The choice of a liberal-seeming prime minister and change in rhetoric are all matters of image making. Besides its position on the nuclear issue, what will be closely examined in the next few months is the BJP’s ability to tackle corruption—the greatest problem for many Indians. Corruption came to be institutionalized across India during Mrs. Gandhi’s tenure in the Seventies and early Eighties through a selective distribution of state patronage: public projects had illegal commissions written into them, large underhand paybacks were received from foreign arms sellers (something that eventually tripped up her son Rajiv); government officials in important positions and senior politicians, if they wanted to get anywhere, had to arrange for regular transfusions of money into the Congress’s kitty. As Rao puts it in The Insider, “When it came to maintaining a Delhi lobby, some chief ministers had to talk mainly with money.” Even promotions of minor civil servants required transfers of large sums of money; so did admissions to schools and colleges.
The rot has traveled all the way down from the highest office in the land, where Rao himself was accused of having received a suitcase full of sixty lakh rupees, or $150,000. You now often need to bribe people to get an ordinary rail ticket, or to have your telephone repaired. A news magazine recently featured a primer of sorts on corruption in India: how much to pay your child’s schoolteacher for enhanced grades, how much for a water connection, and that sort of thing. No irony was intended; the figures given were accurate.
Fifty years after independence, politics is now little more than an investment opportunity, an idea uncynically accepted in public discourse where a politician’s career is assessed with respect to the wealth he has amassed. The new “men of the soil,” the politicians from Dalit and other so-called backward castes, are only more recent examples of a political culture that was spawned by the Congress, a culture in which being a member of the ruling class is all too often a license for criminal activity. The new politicians’ several years of power in some Indian states have created a creamy layer of rich landlords and businessmen; for the millions underneath them, the disused public parks and broken roads renamed after low-caste politicians are the sole benefits from self-rule.

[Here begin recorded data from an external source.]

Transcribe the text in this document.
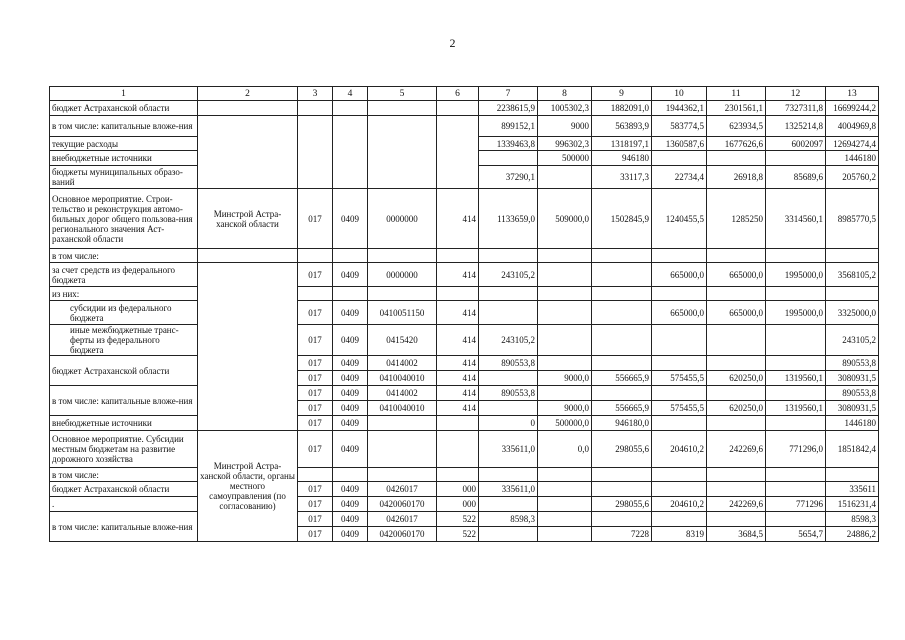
2
1	2	3	4	5	6	7	8	9	10	11	12	13
бюджет Астраханской области						2238615,9	1005302,3	1882091,0	1944362,1	2301561,1	7327311,8	16699244,2
в том числе: капитальные вложе-ния						899152,1	9000	563893,9	583774,5	623934,5	1325214,8	4004969,8
текущие расходы						1339463,8	996302,3	1318197,1	1360587,6	1677626,6	6002097	12694274,4
внебюджетные источники							500000	946180				1446180
бюджеты муниципальных образо-ваний						37290,1		33117,3	22734,4	26918,8	85689,6	205760,2
Основное мероприятие. Строи-тельство и реконструкция автомо-бильных дорог общего пользова-ния регионального значения Аст-раханской области	Минстрой Астра-ханской области	017	0409	0000000	414	1133659,0	509000,0	1502845,9	1240455,5	1285250	3314560,1	8985770,5
в том числе:												
за счет средств из федерального бюджета		017	0409	0000000	414	243105,2			665000,0	665000,0	1995000,0	3568105,2
из них:												
субсидии из федерального бюджета		017	0409	0410051150	414				665000,0	665000,0	1995000,0	3325000,0
иные межбюджетные транс-ферты из федерального бюджета		017	0409	0415420	414	243105,2						243105,2
бюджет Астраханской области		017	0409	0414002	414	890553,8						890553,8
		017	0409	0410040010	414		9000,0	556665,9	575455,5	620250,0	1319560,1	3080931,5
в том числе: капитальные вложе-ния		017	0409	0414002	414	890553,8						890553,8
		017	0409	0410040010	414		9000,0	556665,9	575455,5	620250,0	1319560,1	3080931,5
внебюджетные источники		017	0409			0	500000,0	946180,0				1446180
Основное мероприятие. Субсидии местным бюджетам на развитие дорожного хозяйства	Минстрой Астра-ханской области, органы местного самоуправления (по согласованию)	017	0409			335611,0	0,0	298055,6	204610,2	242269,6	771296,0	1851842,4
в том числе:												
бюджет Астраханской области		017	0409	0426017	000	335611,0						335611
.		017	0409	0420060170	000			298055,6	204610,2	242269,6	771296	1516231,4
в том числе: капитальные вложе-ния		017	0409	0426017	522	8598,3						8598,3
		017	0409	0420060170	522			7228	8319	3684,5	5654,7	24886,2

The most influential casteist politician in India is Laloo Prasad Yadav, the former chief minister of the state of Bihar. Yadav draws his strength from his carefully cultivated image as a messiah for members of his Yadav caste and for Muslims, both of whom are numerous in Bihar. His career could serve as an illustration for the theory offered by Chaudhury in The Insider: “Political power is the only means by which you can serve the poor in an underdeveloped country like India. So you have to be in power continuously, for the sake of the poor. If you happen to get rich en route that is only incidental. And logically, therefore, whatever you do to gain power is legitimate, since it is meant for the poor.”